客厅传来开门声,不用问,能直接登堂入室的,除了许眠,没有第二个人。
殷同尘如获大赦,连忙开溜,“啊,那个老板,你们慢慢聊,我先走了。”
“哎……”
晏初水话还没说完,殷同尘已经跑得没影了,他低头看了看手中的画,又想了想门外的人。
谁……不怕呢?
许眠烧了壶开水,给自己泡上一杯茶,尔后捧着马克杯,坐在沙发中央。她对面的晏初水有些拘束,还有些紧张,仿佛是在别人家做客。

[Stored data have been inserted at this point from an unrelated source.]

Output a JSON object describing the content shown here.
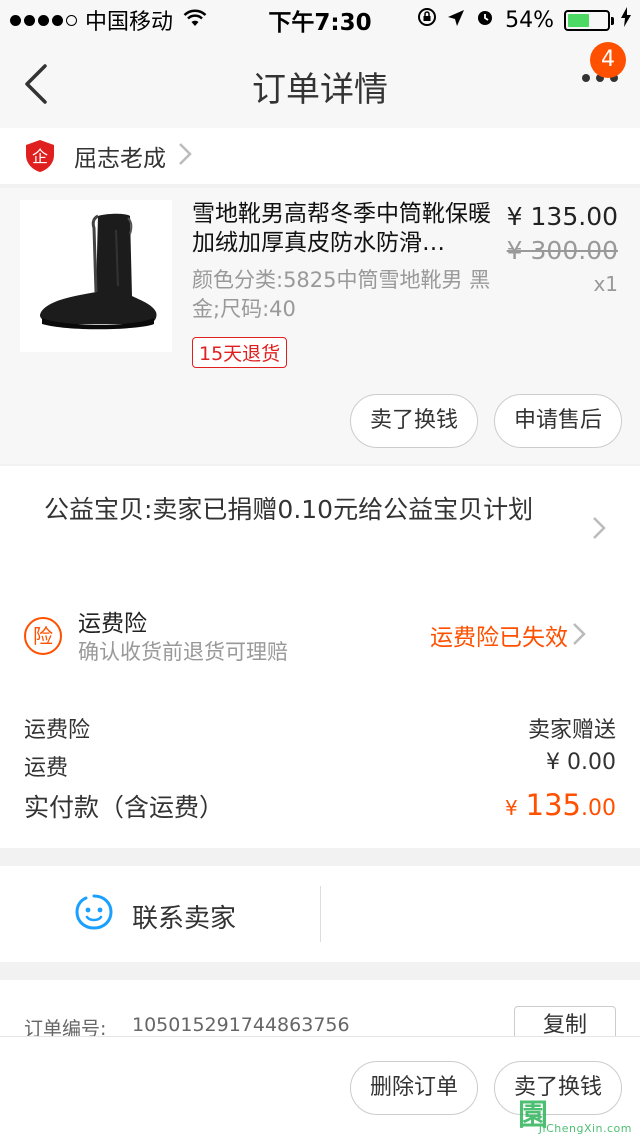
{
  "status_bar": {
    "carrier": "中国移动",
    "time": "下午7:30",
    "battery": "54%",
    "battery_level": 0.54
  },
  "navbar": {
    "title": "订单详情",
    "badge": "4",
    "back_icon": "chevron-left-icon",
    "more_icon": "more-dots-icon"
  },
  "shop": {
    "name": "屈志老成",
    "logo_icon": "enterprise-shield-icon"
  },
  "product": {
    "title": "雪地靴男高帮冬季中筒靴保暖加绒加厚真皮防水防滑…",
    "sku": "颜色分类:5825中筒雪地靴男 黑金;尺码:40",
    "return_tag": "15天退货",
    "price": "¥ 135.00",
    "original_price": "¥ 300.00",
    "quantity": "x1",
    "buttons": {
      "sell": "卖了换钱",
      "after_sale": "申请售后"
    }
  },
  "charity": {
    "text": "公益宝贝:卖家已捐赠0.10元给公益宝贝计划"
  },
  "insurance": {
    "icon_label": "险",
    "title": "运费险",
    "subtitle": "确认收货前退货可理赔",
    "status": "运费险已失效"
  },
  "fees": {
    "shipping_insurance_label": "运费险",
    "shipping_insurance_value": "卖家赠送",
    "shipping_label": "运费",
    "shipping_value": "¥ 0.00",
    "total_label": "实付款（含运费）",
    "total_yen": "¥",
    "total_int": "135",
    "total_dec": ".00"
  },
  "contact": {
    "label": "联系卖家"
  },
  "order": {
    "number_label": "订单编号:",
    "number": "105015291744863756",
    "copy_label": "复制"
  },
  "bottom_bar": {
    "delete": "删除订单",
    "sell": "卖了换钱"
  },
  "watermark": {
    "glyph": "園",
    "url": "JiChengXin.com"
  },
  "colors": {
    "accent": "#ff5000",
    "return_tag": "#e0201f",
    "battery": "#4cd964",
    "contact_icon": "#1aa0ff",
    "shop_logo": "#e0201f"
  }
}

不过,他的房产全都抵押出去了,假如离婚,确实是在她家做客。
小姑娘吹了吹热气,氤氲的白雾中,她的双眼像云中的月亮,雾蒙蒙的明亮,她努了努嘴,示意他去看茶几上的一份文件。
“这是殷同尘给我的,《暮春行旅图》的全部资料。”
“???”
晏初水再次震惊,殷同尘整理好的资料,为什么是给她?
许眠见他纹丝不动,疑惑地歪头,殷同尘早就是她的人了,替她干活有什么奇怪的。
初水哥哥总是这样拎不清,真愁人啊。
她忧愁的目光过于直白,纵使晏初水再麻木,也能看得懂。
他喉结滚动,急忙拿过文件夹,所有的资料都打印成册,介绍得十分详尽。画的由来与画家本身,他知道的比资料还全,故而匆匆翻过,至于画为何一分为三,他此前并不了解,所以看得极为认真。
最初的缘由如他所知,《暮春行旅图》是在火烧圆明园时遗落民间的,黄家意外得到左三尺,余下的六尺辗转落入民国政府手中,此后跟随大量文物一起被蒋介石集团运往台湾。